Foi divertido, eu nunca tinha visto ninguém
tomar um susto por minha causa até aquele dia, a mulher ficou tão branca que
por um segundo parecia que a alma dela tinha saído correndo e esquecido de
levar o corpo junto. Eu me amarrei tanto
nisso, que até hoje quando eu ouço uma frase com a palavra “correr” e lento” no
meio, eu tento fazer uma piada.
Certo dia
- Terminem logo essa prova. Olha, eu sou
que nem uma velhinha na fila do INSS, quando eu me invoco eu saio CORRENDO e
ninguém me acha!
- Te entendo professora! :D
Quando era primeiro dia de aula de
professora nova
-Será que alguém poderia ir CORRENDO pra mim
até a xerox lá embaixo?
Daí eu gritava lá do fundo levantando o
braço: EU... QUE NÃO!
Uma vez eu soltei essa na 2° série, a
professora era nova e não sabia que eu estava aprendendo a andar. A coitada ficou com
tanta raiva de mim que queria, porque queria que eu fosse pegar a Xerox. Quando me levantei e comecei a andar na
direção dela perguntando se podia trazer as folhas de uma em uma, ela me pediu
desculpas e foi lá mesmo buscar as folhas. Nunca mais ela entrou na sala sem passar
antes na xerox, e sempre me perguntava se eu tinha entendido a matéria dela.
O que aconteceu com a professora que me
chamou de burro quando eu tinha 7 anos? Pediu demissão, a minha professora G.
tinha me pedido pra não contar nada a ninguém, mas quando isso chegou nos
ouvidos da direção da escola a Professora A. já tinha ido embora!

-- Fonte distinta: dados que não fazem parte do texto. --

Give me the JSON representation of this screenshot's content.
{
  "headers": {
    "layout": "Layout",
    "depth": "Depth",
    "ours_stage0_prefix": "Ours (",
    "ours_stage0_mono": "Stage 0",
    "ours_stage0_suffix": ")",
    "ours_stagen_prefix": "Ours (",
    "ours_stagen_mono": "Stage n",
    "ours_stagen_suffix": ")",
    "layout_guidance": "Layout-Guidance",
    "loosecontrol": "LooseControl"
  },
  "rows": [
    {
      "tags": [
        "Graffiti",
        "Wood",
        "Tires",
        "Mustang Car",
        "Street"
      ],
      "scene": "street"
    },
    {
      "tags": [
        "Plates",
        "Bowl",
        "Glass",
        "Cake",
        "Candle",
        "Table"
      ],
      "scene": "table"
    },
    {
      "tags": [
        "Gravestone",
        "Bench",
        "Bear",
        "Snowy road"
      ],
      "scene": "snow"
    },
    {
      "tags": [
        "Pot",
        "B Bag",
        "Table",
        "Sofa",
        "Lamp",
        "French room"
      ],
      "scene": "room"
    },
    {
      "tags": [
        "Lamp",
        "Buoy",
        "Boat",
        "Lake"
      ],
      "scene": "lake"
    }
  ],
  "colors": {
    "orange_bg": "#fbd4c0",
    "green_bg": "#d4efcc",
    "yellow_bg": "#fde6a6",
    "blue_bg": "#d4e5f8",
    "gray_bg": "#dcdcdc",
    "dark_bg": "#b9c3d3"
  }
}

Como eu aprendi a ler? Como uma
fonoaudióloga na AACD chamada Andreia, faltando 3 meses pra completar 7
anos ela me ensinou a ler. Levei bronca, fui preguiçoso, até o dia em que eu
disse:
-Não consigo tia Andreia, eu sou muito
burro!
-João, burrice não é a falta de
conhecimento, isso é só um termo bobo que as pessoas inventaram pra dizer que
você não consegue fazer o que todo mundo tem dificuldade em fazer. Ninguém
nasce sabendo, pra todo mundo ler é difícil no começo, todo mundo já se sentiu
assim, inclusive eu. Além de que a sua deficiência não tem nada a ver com isso.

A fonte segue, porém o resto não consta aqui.